Most of the time, anyhow.
Or perhaps the more accurate comparison is he was like a repairman. A mender. A mender who could notice all the broken things around him, pick them up, and fix them, slowly but surely.
It was in his nature. When something broken came to his presence, how could one leave it to keep being broken without trying to fix it first? It was productive, it was positive, it was salvaging the world’s resources. And god, he was never one to let an obvious problem in his face go unnoticed.
There were a lot of those obvious problems to notice. A sixteen year old adventuring alone and offering to protect him, the adult with a sword he had forgotten to clean the blood off of. An angry Au Ra punching a tree in the middle of nowhere, screaming. Speaking of angry in the middle of nowhere and likely to be picked off, the same could be said for an emotional Elezen man once. A Duskwight traumatized by his past who hated himself. An ex-loyalist trapped in a box and starved. A boy whose parents disowned him. Another who was being attacked, and yet another whose uncle slapped him across the face...
So much weakness. So much anguish. So much suffering, mentally and physically. How had it taken so long for anyone to extend a hand? To really pay attention if only for a moment? Surely he couldn’t have been the first to notice? The first to say it? “You’re not disposable.” He said to Clover, that poor orphan who thought she only existed to die for others. “You’re only putting the burden on the people who care about you by not looking after yourself.

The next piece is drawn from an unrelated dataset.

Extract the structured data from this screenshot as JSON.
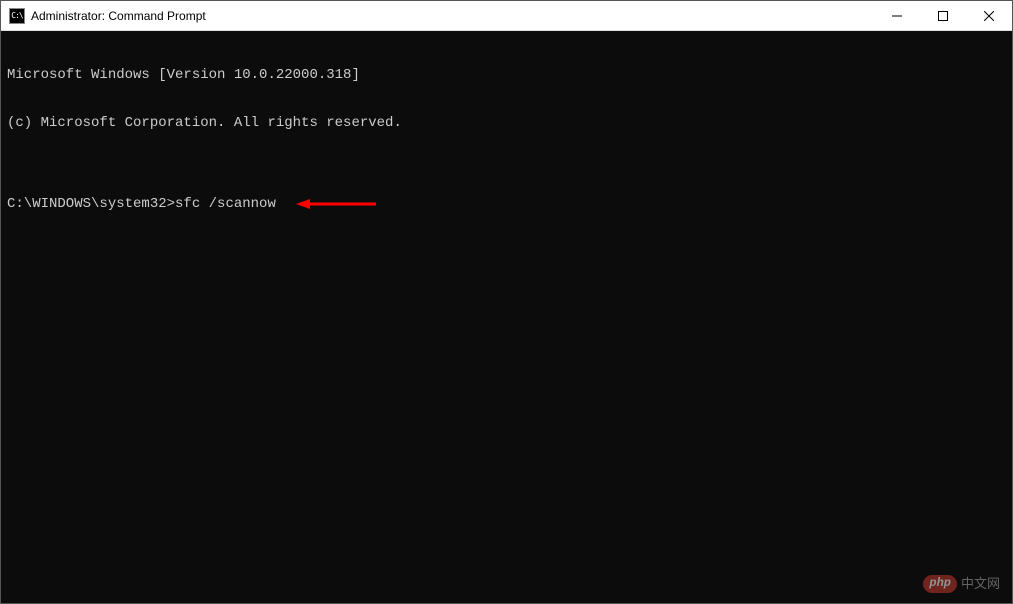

Stop saying you’re fine. I can see right through you.” “You can learn how to control yourself,” he said to Dione, the delusional Au Ra girl who didn’t understand her own mind. “You were just born with a particularly potent fire side. All you need to do is remember the ripple of the water, the calm after a moment of anger.” “You deserve better than him or death,” he said, rather angrily, to Vlamont, as he cried over Esredes’ brother leaving him behind. “This wasn’t your fault. Don’t define your worth on a person who can’t love anyone.” “You’re worth it,” he had said to Caudecus, as he positively nudged the man any chance he got. “I appreciate having you around and what you do for me and my people. You’re quite the talented caster, too.” “You’re nothing to be put down.” A firm tone to Eyleth. “And absolutely not better off dead. You are more than what people expected of you, all right? You’re lovely, and that isn’t going to change.” “Covering up the pain you feel will only hurt you more in the long run,” he said, sitting down with Cynric in the aftermath of his uncle’s mark. “What he did to you was terrible. You deserve better. You’re a good kid, all right?” It hadn’t even been difficult to tell them what needed to be said. No, in contrast, it poured out without hesitation, all the passion flowing freely into them. And yet, their eyes all seemed to light up as if no one had ever told them that. As if they had been given a new revelation. That convinced him, time and time again, that it was far from pointless to care. A little bit of effort goes a long way. In its highest reaches, human love could reform the soul, letting it be born anew... To see them finally be able to pick themselves up, bit by bit, to see that effort pay off as their eyes began to positively shine... Well, that made everything worth it.
If only someone had fostered him, too.